Metabolism of and influence of C8-ceramide on GC formation in breast cancer cells. Cells in 6-well plates were grown in medium containing [³H]galactose (10 µCi/ml 5% FBS medium) in the absence and presence of C8-ceramide (5 µg/ml) for 24 h. Cellular total lipid extracts were analyzed by TLC. Zonal analysis (incremental scraping) was done by LSC only on the GC area of the chromatogram. Results are the mean ± S.D. from triplicate cultures.

Fig. 7

Metabolism of [¹⁴C]C6-ceramide by breast cancer cell lines.
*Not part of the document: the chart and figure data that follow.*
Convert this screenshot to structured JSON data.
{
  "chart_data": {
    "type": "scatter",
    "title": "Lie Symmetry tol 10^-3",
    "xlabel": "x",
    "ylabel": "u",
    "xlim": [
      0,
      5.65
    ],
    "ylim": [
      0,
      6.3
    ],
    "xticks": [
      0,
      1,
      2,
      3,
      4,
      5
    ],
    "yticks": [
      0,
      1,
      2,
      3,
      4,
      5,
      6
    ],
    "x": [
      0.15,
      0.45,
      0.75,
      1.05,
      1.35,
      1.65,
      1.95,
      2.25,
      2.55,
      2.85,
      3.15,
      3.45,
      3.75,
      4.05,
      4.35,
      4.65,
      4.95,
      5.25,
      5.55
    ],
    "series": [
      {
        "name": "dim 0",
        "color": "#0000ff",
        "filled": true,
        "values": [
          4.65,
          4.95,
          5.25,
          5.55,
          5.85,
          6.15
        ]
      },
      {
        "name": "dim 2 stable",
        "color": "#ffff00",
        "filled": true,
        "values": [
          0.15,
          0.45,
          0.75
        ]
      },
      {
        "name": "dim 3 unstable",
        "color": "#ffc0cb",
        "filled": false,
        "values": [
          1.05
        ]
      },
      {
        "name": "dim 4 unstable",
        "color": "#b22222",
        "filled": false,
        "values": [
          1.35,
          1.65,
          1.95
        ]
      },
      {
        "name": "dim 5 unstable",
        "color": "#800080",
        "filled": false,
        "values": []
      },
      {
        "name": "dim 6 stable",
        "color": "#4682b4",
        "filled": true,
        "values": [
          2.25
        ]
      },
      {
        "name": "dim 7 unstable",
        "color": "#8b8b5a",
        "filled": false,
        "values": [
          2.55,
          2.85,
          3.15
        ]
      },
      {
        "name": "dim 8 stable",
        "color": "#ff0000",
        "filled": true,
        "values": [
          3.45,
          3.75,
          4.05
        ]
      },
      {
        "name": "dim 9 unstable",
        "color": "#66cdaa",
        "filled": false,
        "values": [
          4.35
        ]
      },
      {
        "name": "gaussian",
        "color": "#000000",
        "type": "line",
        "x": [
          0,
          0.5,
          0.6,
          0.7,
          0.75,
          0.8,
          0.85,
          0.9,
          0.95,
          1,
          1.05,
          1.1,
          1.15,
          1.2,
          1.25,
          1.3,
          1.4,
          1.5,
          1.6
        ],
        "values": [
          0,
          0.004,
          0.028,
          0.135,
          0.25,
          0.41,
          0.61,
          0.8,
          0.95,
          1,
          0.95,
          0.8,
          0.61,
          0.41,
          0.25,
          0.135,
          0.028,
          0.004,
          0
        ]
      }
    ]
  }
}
Cells in 6-well plates were grown with [¹⁴C]C6-ceramide (500,000 cpm/ml, 5 µg/ml) for 24 h, after which total lipids were extracted and analyzed by TLC for radiolabeled free C6-ceramide, C6-GC, C6-SPM and C6-LacCer by LSC. For MDA-MB-231/C8cer cells (see right panel), the C8-ceramide was removed from the medium at seeding (6-well plates) and was also absent during the [¹⁴C]C6-ceramide exposure period. Results are the mean±S.D. from triplicate cultures.

Fig. 8

Influence of GCS inhibition on ceramide-induced MDR1 upregulation in MDA-MB-435 cells. (A) Influence of ethylenedioxy-P4 (Etdioxy-P4) on cellular GC synthesis. Monolayer cultures (6-cm dishes) were incubated with [¹⁴C]C6-ceramide mixed with unlabeled C6-ceramide (84,500 cpm/ml, 5 µg/ml) for 24 h in the absence or presence of ethylenedioxy-P4. [¹⁴C]CG-GC was quantitated in the total lipid extract by TLC and LSC. (B) Influence of GCS inhibitor, ethylenedioxy-P4, on MDR1 expression. Cells in 10-cm dishes were exposed to the agents indicated for 24 h. Total RNA was extracted and MDR1 mRNA was measured by qPCR. C6-ceramide, 5.0 µg/ml; ethylenedioxy-P4, 0.2 µM. Fold increase was calculated as in Fig. 1.